How do you get great background images for your picture quotes and Pinterest inspiration? What do you use for your blog posts?

You have two options: Buy them from places like depositphotos.com, istockphoto.com or www.123rf.com OR make them using canva.com or picmonkey.com. I love picmonkey when I’m doing a simple picture quote with either a background image I have purchased or a blank canvas. They have great filters you can add sunburts, adjust the colors, etc. I like Canva when I’m wanting to do something with pre-set text boxes like this:



5. Spacing and Connection

Which graphic do you like better below?

random elements         amywalker_training

Don’t have text go right to the edges of your image. Make sure there is space above, blow and on the right and left of images. unless you intentionally put them right on the edge.

Don’t put things randomly on a page, unless they are random.

The above image on the left has all of the elements to make a great image, but they are all over the place. Nothing has relationship to anything else. For example, the right side of the text extends beyond the right side of both the money picture at the top and the open arms picture on the bottom. So your eye bounces all over the place.

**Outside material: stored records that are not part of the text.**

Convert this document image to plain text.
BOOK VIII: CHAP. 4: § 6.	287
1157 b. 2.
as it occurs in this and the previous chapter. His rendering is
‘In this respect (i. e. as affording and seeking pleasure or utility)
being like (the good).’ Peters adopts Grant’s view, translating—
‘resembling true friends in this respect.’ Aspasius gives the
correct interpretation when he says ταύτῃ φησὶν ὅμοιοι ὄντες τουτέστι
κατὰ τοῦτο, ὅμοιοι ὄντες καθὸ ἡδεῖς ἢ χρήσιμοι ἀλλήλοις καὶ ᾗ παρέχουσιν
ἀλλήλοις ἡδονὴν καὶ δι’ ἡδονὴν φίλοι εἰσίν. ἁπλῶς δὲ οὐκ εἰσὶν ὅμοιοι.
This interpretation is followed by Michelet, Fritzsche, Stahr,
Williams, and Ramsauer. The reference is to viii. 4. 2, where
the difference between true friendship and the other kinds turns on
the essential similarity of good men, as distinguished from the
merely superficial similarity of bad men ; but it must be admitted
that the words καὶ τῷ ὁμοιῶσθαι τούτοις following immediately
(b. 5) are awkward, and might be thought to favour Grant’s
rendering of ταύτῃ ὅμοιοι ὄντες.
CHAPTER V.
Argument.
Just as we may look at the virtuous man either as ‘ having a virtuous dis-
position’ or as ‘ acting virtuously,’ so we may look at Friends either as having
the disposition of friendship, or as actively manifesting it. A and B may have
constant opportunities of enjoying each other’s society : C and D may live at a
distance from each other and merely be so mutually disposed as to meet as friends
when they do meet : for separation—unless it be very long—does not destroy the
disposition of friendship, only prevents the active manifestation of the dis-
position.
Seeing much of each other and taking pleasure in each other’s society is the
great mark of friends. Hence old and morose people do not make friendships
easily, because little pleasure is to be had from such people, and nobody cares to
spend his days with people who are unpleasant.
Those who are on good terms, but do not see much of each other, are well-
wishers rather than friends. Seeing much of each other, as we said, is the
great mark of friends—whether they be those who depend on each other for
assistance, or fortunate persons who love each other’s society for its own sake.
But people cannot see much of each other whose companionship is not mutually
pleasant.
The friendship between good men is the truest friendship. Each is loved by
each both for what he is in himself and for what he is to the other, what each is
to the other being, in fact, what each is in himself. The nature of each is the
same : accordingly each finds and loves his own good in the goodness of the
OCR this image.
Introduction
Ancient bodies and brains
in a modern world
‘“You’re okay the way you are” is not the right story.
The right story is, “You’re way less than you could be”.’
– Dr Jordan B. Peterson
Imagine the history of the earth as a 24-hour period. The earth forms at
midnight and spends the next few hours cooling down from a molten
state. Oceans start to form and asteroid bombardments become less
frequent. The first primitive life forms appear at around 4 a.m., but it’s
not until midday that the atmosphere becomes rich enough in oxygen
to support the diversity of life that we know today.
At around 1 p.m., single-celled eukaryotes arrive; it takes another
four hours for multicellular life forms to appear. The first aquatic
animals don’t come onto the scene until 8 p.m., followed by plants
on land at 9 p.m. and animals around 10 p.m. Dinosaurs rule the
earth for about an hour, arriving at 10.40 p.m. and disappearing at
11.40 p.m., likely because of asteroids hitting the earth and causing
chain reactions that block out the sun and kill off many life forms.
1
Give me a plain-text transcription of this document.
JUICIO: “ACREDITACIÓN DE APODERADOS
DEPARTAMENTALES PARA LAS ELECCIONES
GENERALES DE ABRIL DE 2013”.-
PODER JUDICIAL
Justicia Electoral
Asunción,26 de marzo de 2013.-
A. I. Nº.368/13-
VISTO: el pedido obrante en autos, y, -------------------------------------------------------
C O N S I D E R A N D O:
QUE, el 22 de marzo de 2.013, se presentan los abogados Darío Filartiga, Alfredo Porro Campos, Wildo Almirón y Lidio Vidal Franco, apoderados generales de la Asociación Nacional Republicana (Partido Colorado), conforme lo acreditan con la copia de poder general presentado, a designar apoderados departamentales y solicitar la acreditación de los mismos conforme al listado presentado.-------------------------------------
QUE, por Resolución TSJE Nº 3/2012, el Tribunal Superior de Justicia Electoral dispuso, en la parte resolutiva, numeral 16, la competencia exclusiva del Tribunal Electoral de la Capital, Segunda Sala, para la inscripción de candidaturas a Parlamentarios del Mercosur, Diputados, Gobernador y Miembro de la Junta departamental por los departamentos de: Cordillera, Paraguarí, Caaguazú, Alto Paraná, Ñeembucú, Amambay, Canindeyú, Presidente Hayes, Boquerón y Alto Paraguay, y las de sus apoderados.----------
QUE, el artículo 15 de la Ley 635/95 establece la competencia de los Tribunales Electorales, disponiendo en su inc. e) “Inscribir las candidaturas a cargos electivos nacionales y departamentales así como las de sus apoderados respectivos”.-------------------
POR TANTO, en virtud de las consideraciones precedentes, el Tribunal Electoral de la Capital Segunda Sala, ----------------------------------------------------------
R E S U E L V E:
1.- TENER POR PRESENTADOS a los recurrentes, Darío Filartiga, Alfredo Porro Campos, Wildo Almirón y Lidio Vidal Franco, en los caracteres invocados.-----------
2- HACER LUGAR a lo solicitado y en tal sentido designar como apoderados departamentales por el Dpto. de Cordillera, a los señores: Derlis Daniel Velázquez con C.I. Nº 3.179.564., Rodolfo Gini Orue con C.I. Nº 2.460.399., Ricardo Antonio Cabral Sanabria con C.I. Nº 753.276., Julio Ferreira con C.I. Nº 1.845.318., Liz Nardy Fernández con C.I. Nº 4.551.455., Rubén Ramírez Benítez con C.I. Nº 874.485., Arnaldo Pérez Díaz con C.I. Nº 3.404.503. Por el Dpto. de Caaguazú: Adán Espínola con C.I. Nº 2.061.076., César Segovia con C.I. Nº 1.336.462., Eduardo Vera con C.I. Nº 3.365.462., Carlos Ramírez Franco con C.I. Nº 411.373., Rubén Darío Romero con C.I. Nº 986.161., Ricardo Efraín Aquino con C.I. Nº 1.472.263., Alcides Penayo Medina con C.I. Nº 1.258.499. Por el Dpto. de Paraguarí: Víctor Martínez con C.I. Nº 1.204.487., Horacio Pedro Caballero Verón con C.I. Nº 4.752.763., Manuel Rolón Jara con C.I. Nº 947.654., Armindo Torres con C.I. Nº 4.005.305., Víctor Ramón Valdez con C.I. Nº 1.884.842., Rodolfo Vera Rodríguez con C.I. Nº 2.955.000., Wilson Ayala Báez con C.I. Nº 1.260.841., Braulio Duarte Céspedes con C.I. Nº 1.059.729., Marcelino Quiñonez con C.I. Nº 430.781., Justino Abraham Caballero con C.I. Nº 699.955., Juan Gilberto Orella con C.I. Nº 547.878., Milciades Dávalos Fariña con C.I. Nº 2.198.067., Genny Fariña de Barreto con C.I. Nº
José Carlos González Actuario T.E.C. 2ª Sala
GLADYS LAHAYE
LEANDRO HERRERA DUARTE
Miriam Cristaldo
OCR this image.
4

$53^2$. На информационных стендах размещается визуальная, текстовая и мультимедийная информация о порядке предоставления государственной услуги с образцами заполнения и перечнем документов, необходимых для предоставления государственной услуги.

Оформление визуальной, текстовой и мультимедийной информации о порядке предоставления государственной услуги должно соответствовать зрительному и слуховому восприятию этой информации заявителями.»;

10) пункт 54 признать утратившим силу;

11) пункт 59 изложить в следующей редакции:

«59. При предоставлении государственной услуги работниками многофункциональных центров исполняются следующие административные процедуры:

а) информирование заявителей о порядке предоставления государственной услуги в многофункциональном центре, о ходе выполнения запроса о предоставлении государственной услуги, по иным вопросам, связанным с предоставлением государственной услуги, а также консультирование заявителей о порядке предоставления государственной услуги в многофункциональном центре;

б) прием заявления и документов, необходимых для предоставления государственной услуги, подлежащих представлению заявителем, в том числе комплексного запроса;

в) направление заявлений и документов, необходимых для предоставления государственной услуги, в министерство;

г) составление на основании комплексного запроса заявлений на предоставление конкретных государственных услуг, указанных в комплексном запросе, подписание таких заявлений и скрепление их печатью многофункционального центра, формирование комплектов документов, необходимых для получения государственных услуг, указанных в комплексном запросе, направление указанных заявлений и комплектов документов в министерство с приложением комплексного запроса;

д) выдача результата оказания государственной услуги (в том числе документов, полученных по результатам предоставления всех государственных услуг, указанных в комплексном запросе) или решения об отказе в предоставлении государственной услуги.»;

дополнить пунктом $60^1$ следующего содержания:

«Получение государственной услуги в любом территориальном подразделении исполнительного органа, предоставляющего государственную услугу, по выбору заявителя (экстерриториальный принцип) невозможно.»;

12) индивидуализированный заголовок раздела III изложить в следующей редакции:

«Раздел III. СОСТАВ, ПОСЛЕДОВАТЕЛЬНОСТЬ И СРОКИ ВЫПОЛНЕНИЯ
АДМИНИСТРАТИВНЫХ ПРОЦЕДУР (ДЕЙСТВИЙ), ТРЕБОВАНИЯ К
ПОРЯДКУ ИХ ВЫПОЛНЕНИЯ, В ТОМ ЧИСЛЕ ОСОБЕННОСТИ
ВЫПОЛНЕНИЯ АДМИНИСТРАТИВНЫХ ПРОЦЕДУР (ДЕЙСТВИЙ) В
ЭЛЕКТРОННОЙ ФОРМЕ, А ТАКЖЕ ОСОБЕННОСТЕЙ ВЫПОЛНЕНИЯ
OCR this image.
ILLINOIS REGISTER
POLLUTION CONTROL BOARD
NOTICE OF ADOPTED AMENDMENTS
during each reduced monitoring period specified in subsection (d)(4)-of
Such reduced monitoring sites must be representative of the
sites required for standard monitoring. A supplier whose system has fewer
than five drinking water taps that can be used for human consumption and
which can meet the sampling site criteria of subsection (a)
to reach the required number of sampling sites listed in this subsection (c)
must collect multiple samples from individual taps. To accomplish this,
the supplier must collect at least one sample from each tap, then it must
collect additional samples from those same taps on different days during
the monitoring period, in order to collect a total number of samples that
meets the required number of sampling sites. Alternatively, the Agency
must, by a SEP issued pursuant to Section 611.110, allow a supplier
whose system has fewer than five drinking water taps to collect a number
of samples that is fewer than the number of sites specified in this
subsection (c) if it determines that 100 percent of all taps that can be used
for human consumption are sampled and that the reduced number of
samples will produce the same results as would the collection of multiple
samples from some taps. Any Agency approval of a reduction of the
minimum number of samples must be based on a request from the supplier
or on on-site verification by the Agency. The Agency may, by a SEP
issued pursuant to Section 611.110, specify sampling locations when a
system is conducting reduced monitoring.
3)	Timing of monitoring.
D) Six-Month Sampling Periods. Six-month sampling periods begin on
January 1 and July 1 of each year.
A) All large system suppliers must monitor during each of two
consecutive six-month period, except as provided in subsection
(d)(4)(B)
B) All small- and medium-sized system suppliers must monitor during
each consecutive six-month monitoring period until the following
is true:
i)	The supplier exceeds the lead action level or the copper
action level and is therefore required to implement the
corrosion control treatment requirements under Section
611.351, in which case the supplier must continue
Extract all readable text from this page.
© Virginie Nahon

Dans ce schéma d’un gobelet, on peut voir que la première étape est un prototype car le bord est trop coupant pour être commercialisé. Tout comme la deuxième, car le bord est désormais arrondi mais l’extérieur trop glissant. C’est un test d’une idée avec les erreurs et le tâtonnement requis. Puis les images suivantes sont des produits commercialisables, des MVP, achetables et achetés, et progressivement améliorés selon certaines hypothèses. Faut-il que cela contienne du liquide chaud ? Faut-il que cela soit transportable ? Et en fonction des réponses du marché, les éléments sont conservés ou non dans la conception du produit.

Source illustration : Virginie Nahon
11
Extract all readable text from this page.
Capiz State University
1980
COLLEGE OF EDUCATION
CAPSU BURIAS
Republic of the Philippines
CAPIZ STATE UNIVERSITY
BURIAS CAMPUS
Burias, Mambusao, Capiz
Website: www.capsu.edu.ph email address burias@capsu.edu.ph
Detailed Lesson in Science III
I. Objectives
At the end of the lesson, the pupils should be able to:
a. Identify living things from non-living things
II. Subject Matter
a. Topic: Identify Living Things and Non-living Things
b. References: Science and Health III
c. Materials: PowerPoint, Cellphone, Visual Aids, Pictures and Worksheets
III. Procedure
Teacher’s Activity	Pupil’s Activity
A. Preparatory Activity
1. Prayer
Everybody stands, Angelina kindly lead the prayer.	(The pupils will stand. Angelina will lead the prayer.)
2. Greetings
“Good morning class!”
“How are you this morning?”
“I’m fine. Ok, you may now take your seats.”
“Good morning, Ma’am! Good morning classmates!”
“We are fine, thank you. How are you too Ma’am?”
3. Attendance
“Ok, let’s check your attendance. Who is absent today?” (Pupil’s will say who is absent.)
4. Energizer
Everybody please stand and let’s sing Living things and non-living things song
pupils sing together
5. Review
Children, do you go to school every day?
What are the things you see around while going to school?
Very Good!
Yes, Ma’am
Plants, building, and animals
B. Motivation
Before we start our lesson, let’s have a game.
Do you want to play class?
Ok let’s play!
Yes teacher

I created this image because I was doing a JV with someone and they didn’t provide an image that really spoke to our topic so I used stock images I had and created this in about five minutes. The opt ins increased for this training and putting it on social media.

The one on the right is the one I actually used. The “Free Training” text is centered and it’s placed in the vertical center of the image to the right. The bottom two images are EXACTLY to the edge of the canvas and the tops of the images are EXACTLY squared.

6. Have a Call to Action

Everything you create needs a call to action. I’ve seen picture quotes on FB and images on Pinterest that don’t have the creator’s website on it. If someone clears out the description you put on FB or Pinterest and that is the only place where your website is listed, guess what? Your image has no connection to YOU or your website.

The most simple call to action is to put the website of where people can find more information. If you don’t have the website, then put the name of the company or something obvious so if people tried to Google you, they can find you. The DIY Bride on a Dime image above is a perfect example of that. This is a FB fan page image for a new company that hasn’t launched yet, but if you google DIY Bride on a Dime, you will see their site when the site launches.